309.The Committee recommended ensuring the right of victims of torture to lodge a complaint without the fear of being subjected to any kind of reprisal, harassment… and to seek and obtain redress if these allegations are proven correct (CAT/C/SR.358, 359 and 363, paragraph 102 (c)). In this regard, it should be recalled that the monitoring bodies in the Tunisian administration have received numerous complaints concerning allegations of torture and ill-treatment. The human rights cell in the Ministry of Interior examined 128 complaints during 2010-2013. The Office of Investigations in the Prison Department Inspectorate examined 245 complaints against staff and officers of penal and correctional institutions during 2011-2014 (see above the comment on article 11 of the Convention). The Petitions, Complaints and Guidance Office in the Directorate Journal of Human Rights in the Ministry of Justice, Human Rights and Transitional Justice examined 46 complaints concerning allegations of torture and ill-treatment (see above the comment on article 13 of the Convention). In addition:

•A special register for complaints of torture was established in the Office of the Public Prosecutor in the courts of first instance.

•Administrative and judicial investigations were initiated in four cases of death at detention centres.
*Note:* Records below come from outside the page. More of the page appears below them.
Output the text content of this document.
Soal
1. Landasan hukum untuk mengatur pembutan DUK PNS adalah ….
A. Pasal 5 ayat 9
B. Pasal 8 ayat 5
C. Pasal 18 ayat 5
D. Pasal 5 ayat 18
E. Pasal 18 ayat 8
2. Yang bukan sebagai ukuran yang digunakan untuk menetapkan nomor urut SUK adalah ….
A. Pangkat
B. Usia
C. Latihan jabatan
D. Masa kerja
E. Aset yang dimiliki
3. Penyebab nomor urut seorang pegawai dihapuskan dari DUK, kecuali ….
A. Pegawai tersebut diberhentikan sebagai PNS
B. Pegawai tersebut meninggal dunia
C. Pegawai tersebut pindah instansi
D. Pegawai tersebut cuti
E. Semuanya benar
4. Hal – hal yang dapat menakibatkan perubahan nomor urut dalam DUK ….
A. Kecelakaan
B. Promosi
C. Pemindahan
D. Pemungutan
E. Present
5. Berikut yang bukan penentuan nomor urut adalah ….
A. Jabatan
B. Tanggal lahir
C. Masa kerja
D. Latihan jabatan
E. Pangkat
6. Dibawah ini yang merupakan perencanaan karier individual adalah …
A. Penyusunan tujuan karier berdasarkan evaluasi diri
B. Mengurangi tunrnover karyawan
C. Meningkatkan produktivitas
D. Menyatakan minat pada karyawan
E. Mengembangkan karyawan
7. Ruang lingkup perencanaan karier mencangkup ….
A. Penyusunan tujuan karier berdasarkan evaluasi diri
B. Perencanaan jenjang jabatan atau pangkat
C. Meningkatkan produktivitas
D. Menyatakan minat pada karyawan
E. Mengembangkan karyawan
Administrative and judicial measures were taken in two of the cases, which occurred during the events of 2010. The other two cases remain open (see above the comment on article 11 of the Convention).

•The Tunisian courts have examined more than 230 cases involving allegations of torture (see above the comment on article 4 of the Convention).

•Basic Law No. 53/2013 (24 December 2013) on the Establishment and Regulation of Transitional Justice provides for the establishment of specialized judicial chambers. These chambers were created under Order No. 2887/2014 (8 August 2014) to examine gross violations of human rights from 1995 until the date of approval of the law, chapter 4 of which is dedicated to compensation for damages and rehabilitation of victims of violations.

310.The Committee recommends ensuring that medical examinations are automatically provided following allegations of abuse and that an autopsy is performed following any death in custody (CAT/C/SR.358, 359 and 363, paragraph 102 (d)). A provision for ensuring such measures is included in the draft Law Amending and Supplementing Certain Provisions of the Criminal Procedure Code, which is currently in the National Constituent Assembly for discussion and approval (Annex 5).

311.The Committee urged Tunisia to take specific measures, including reducing the police custody period to a maximum of 48 hours (CAT/C/SR.358, 359 and 363, paragraph 103 (a)). The recommended reduction is provided in the draft Law Amending and Supplementing Certain Provisions of the Criminal Procedure Code, which is currently in the National Constituent Assembly for discussion and approval.

312.The Committee recommends bringing the relevant articles of the Criminal Code into line with the definition of torture contained in article 1 of the Convention (CAT/C/SR.358, 359 and 363, paragraph 103 (b)). According to the comment in this report on article 1 of the Convention, the Tunisian legislator has repealed article 101 bis of the Criminal Code, which defines torture, and replaced it with article 101 bis (new), which provides a definition of torture that better conforms with article 1 of the Convention.

313.The Committee recommended amending the relevant legislation to ensure that no evidence obtained through torture shall be invoked as evidence in any proceedings except against a person accused of torture as evidence that the statement was made (CAT/C/SR.358, 359 and 363, paragraph 103 (c)). The Tunisian legislator has added a second paragraph to article 155 of the Criminal Procedure Code stating, “The statements or confessions of a suspect or the statements of a witness shall be deemed invalid if it is established that they were made as result of torture or coercion” (see above the comment on article 15 of the Convention). 314.

314.The Committee urged Tunisia to submit its third periodic report by 30 November 1999 (CAT/C/SR.358, 359 and 363, paragraph 104). Tunisia lodged its third periodic report with the Committee in 2009 and requested, after the 17 December 2010-14 January 2011 Revolution, to prepare an addendum to that report, namely the present report.